After all, the "Diaspo" itself challenges so many
negative stereotypes that Haitians hold about themselves
and each other. It has shown that upward mobility is
possible for even the poorest and most downtrodden,
that even an illiterate Haitian family can produce a
brilliant scholar or successful professional - given
opportunities that do not exist at home. And members
of the Diaspo refuse to accept the idea that Haiti
cannot be governed under a democratic system.
Those who resist these ideas say that Haitian-Americans
no longer understand the reality of Haiti, that they've
been away too long.

It's true that some Haitian-Americans have gone back
arrogantly thinking they can operate with disregard for
their home country's culture and sensibilities. But their
idealism is valuable at a time when so many cynical forces
struggle for power in Haiti. There's no shame in being
fools for democracy. We've lived what Winston Churchill
once said: "Democracy is a horrible form of government.

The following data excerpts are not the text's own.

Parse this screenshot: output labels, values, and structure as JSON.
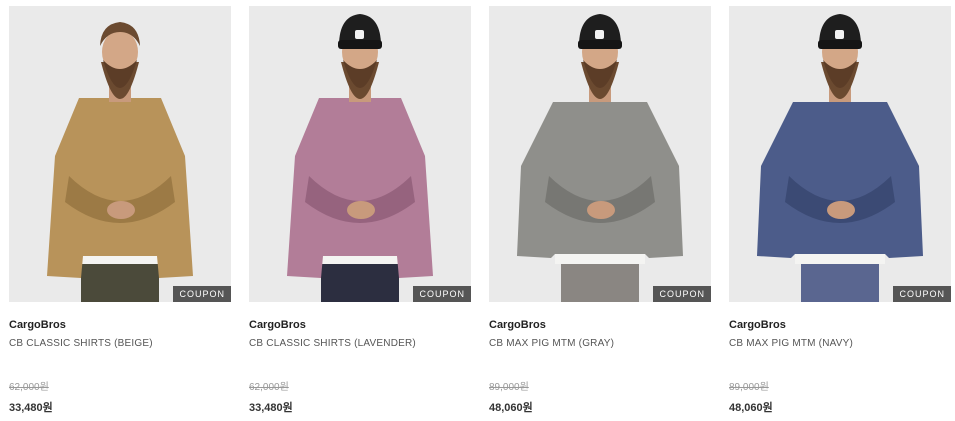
{
  "products": [
    {
      "brand": "CargoBros",
      "name": "CB CLASSIC SHIRTS (BEIGE)",
      "original_price": "62,000원",
      "sale_price": "33,480원",
      "badge": "COUPON",
      "garment_color": "#b8935a",
      "garment_shadow": "#9c7a45",
      "has_beanie": false,
      "top_type": "shirt",
      "bottom_color": "#4b4a3a"
    },
    {
      "brand": "CargoBros",
      "name": "CB CLASSIC SHIRTS (LAVENDER)",
      "original_price": "62,000원",
      "sale_price": "33,480원",
      "badge": "COUPON",
      "garment_color": "#b27d98",
      "garment_shadow": "#96637e",
      "has_beanie": true,
      "top_type": "shirt",
      "bottom_color": "#2c2e40"
    },
    {
      "brand": "CargoBros",
      "name": "CB MAX PIG MTM (GRAY)",
      "original_price": "89,000원",
      "sale_price": "48,060원",
      "badge": "COUPON",
      "garment_color": "#8f8f8b",
      "garment_shadow": "#777773",
      "has_beanie": true,
      "top_type": "sweat",
      "bottom_color": "#8a8682"
    },
    {
      "brand": "CargoBros",
      "name": "CB MAX PIG MTM (NAVY)",
      "original_price": "89,000원",
      "sale_price": "48,060원",
      "badge": "COUPON",
      "garment_color": "#4c5c8a",
      "garment_shadow": "#3b4a74",
      "has_beanie": true,
      "top_type": "sweat",
      "bottom_color": "#5a6690"
    }
  ]
}
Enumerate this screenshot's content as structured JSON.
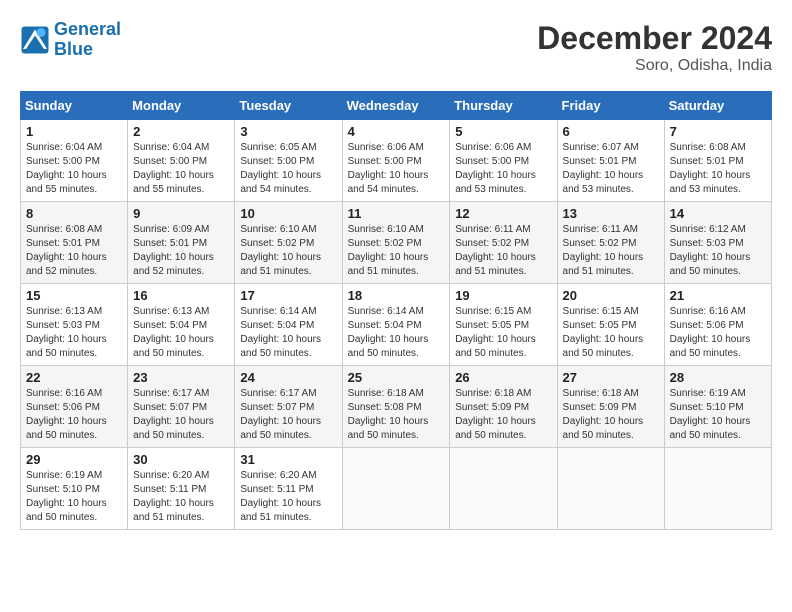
{
  "logo": {
    "line1": "General",
    "line2": "Blue"
  },
  "title": "December 2024",
  "subtitle": "Soro, Odisha, India",
  "weekdays": [
    "Sunday",
    "Monday",
    "Tuesday",
    "Wednesday",
    "Thursday",
    "Friday",
    "Saturday"
  ],
  "weeks": [
    [
      {
        "day": "1",
        "sunrise": "6:04 AM",
        "sunset": "5:00 PM",
        "daylight": "10 hours and 55 minutes."
      },
      {
        "day": "2",
        "sunrise": "6:04 AM",
        "sunset": "5:00 PM",
        "daylight": "10 hours and 55 minutes."
      },
      {
        "day": "3",
        "sunrise": "6:05 AM",
        "sunset": "5:00 PM",
        "daylight": "10 hours and 54 minutes."
      },
      {
        "day": "4",
        "sunrise": "6:06 AM",
        "sunset": "5:00 PM",
        "daylight": "10 hours and 54 minutes."
      },
      {
        "day": "5",
        "sunrise": "6:06 AM",
        "sunset": "5:00 PM",
        "daylight": "10 hours and 53 minutes."
      },
      {
        "day": "6",
        "sunrise": "6:07 AM",
        "sunset": "5:01 PM",
        "daylight": "10 hours and 53 minutes."
      },
      {
        "day": "7",
        "sunrise": "6:08 AM",
        "sunset": "5:01 PM",
        "daylight": "10 hours and 53 minutes."
      }
    ],
    [
      {
        "day": "8",
        "sunrise": "6:08 AM",
        "sunset": "5:01 PM",
        "daylight": "10 hours and 52 minutes."
      },
      {
        "day": "9",
        "sunrise": "6:09 AM",
        "sunset": "5:01 PM",
        "daylight": "10 hours and 52 minutes."
      },
      {
        "day": "10",
        "sunrise": "6:10 AM",
        "sunset": "5:02 PM",
        "daylight": "10 hours and 51 minutes."
      },
      {
        "day": "11",
        "sunrise": "6:10 AM",
        "sunset": "5:02 PM",
        "daylight": "10 hours and 51 minutes."
      },
      {
        "day": "12",
        "sunrise": "6:11 AM",
        "sunset": "5:02 PM",
        "daylight": "10 hours and 51 minutes."
      },
      {
        "day": "13",
        "sunrise": "6:11 AM",
        "sunset": "5:02 PM",
        "daylight": "10 hours and 51 minutes."
      },
      {
        "day": "14",
        "sunrise": "6:12 AM",
        "sunset": "5:03 PM",
        "daylight": "10 hours and 50 minutes."
      }
    ],
    [
      {
        "day": "15",
        "sunrise": "6:13 AM",
        "sunset": "5:03 PM",
        "daylight": "10 hours and 50 minutes."
      },
      {
        "day": "16",
        "sunrise": "6:13 AM",
        "sunset": "5:04 PM",
        "daylight": "10 hours and 50 minutes."
      },
      {
        "day": "17",
        "sunrise": "6:14 AM",
        "sunset": "5:04 PM",
        "daylight": "10 hours and 50 minutes."
      },
      {
        "day": "18",
        "sunrise": "6:14 AM",
        "sunset": "5:04 PM",
        "daylight": "10 hours and 50 minutes."
      },
      {
        "day": "19",
        "sunrise": "6:15 AM",
        "sunset": "5:05 PM",
        "daylight": "10 hours and 50 minutes."
      },
      {
        "day": "20",
        "sunrise": "6:15 AM",
        "sunset": "5:05 PM",
        "daylight": "10 hours and 50 minutes."
      },
      {
        "day": "21",
        "sunrise": "6:16 AM",
        "sunset": "5:06 PM",
        "daylight": "10 hours and 50 minutes."
      }
    ],
    [
      {
        "day": "22",
        "sunrise": "6:16 AM",
        "sunset": "5:06 PM",
        "daylight": "10 hours and 50 minutes."
      },
      {
        "day": "23",
        "sunrise": "6:17 AM",
        "sunset": "5:07 PM",
        "daylight": "10 hours and 50 minutes."
      },
      {
        "day": "24",
        "sunrise": "6:17 AM",
        "sunset": "5:07 PM",
        "daylight": "10 hours and 50 minutes."
      },
      {
        "day": "25",
        "sunrise": "6:18 AM",
        "sunset": "5:08 PM",
        "daylight": "10 hours and 50 minutes."
      },
      {
        "day": "26",
        "sunrise": "6:18 AM",
        "sunset": "5:09 PM",
        "daylight": "10 hours and 50 minutes."
      },
      {
        "day": "27",
        "sunrise": "6:18 AM",
        "sunset": "5:09 PM",
        "daylight": "10 hours and 50 minutes."
      },
      {
        "day": "28",
        "sunrise": "6:19 AM",
        "sunset": "5:10 PM",
        "daylight": "10 hours and 50 minutes."
      }
    ],
    [
      {
        "day": "29",
        "sunrise": "6:19 AM",
        "sunset": "5:10 PM",
        "daylight": "10 hours and 50 minutes."
      },
      {
        "day": "30",
        "sunrise": "6:20 AM",
        "sunset": "5:11 PM",
        "daylight": "10 hours and 51 minutes."
      },
      {
        "day": "31",
        "sunrise": "6:20 AM",
        "sunset": "5:11 PM",
        "daylight": "10 hours and 51 minutes."
      },
      null,
      null,
      null,
      null
    ]
  ]
}
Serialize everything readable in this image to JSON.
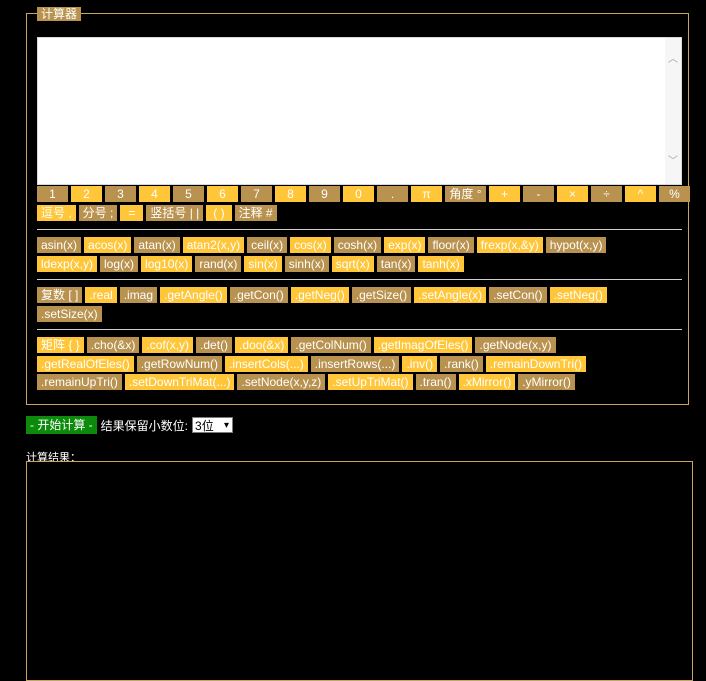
{
  "calculator": {
    "legend": "计算器",
    "keypad_row1": [
      "1",
      "2",
      "3",
      "4",
      "5",
      "6",
      "7",
      "8",
      "9",
      "0",
      ".",
      "π",
      "角度 °",
      "+",
      "-",
      "×",
      "÷",
      "^",
      "%"
    ],
    "keypad_row2": [
      "逗号 ,",
      "分号 ;",
      "=",
      "竖括号 | |",
      "( )",
      "注释 #"
    ],
    "functions": [
      "asin(x)",
      "acos(x)",
      "atan(x)",
      "atan2(x,y)",
      "ceil(x)",
      "cos(x)",
      "cosh(x)",
      "exp(x)",
      "floor(x)",
      "frexp(x,&y)",
      "hypot(x,y)",
      "ldexp(x,y)",
      "log(x)",
      "log10(x)",
      "rand(x)",
      "sin(x)",
      "sinh(x)",
      "sqrt(x)",
      "tan(x)",
      "tanh(x)"
    ],
    "complex_label": "复数 [ ]",
    "complex": [
      ".real",
      ".imag",
      ".getAngle()",
      ".getCon()",
      ".getNeg()",
      ".getSize()",
      ".setAngle(x)",
      ".setCon()",
      ".setNeg()",
      ".setSize(x)"
    ],
    "matrix_label": "矩阵 { }",
    "matrix": [
      ".cho(&x)",
      ".cof(x,y)",
      ".det()",
      ".doo(&x)",
      ".getColNum()",
      ".getImagOfEles()",
      ".getNode(x,y)",
      ".getRealOfEles()",
      ".getRowNum()",
      ".insertCols(...)",
      ".insertRows(...)",
      ".inv()",
      ".rank()",
      ".remainDownTri()",
      ".remainUpTri()",
      ".setDownTriMat(...)",
      ".setNode(x,y,z)",
      ".setUpTriMat()",
      ".tran()",
      ".xMirror()",
      ".yMirror()"
    ]
  },
  "controls": {
    "start_label": "- 开始计算 -",
    "decimals_label": "结果保留小数位:",
    "decimals_value": "3位"
  },
  "result": {
    "label": "计算结果："
  },
  "colors": {
    "accent_yellow": "#ffc63a",
    "accent_brown": "#b8924e",
    "start_green": "#0b8a0b",
    "border": "#c9a463"
  }
}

Everything else is worse." The next critical step for
Diaspos is to begin to assert our right to participate in
the dialogue about politics and economics back home. We
can't be expected to just send money forever and keep
our mouths shut. After all, Dominicans and French and
Americans are allowed to vote from abroad. If we get
serious about this, Diaspos might be barred from coming
home at all.

Joel Dreyfuss is a senior editor at Fortune Magazine and
a regular contributor to The Haitian Times.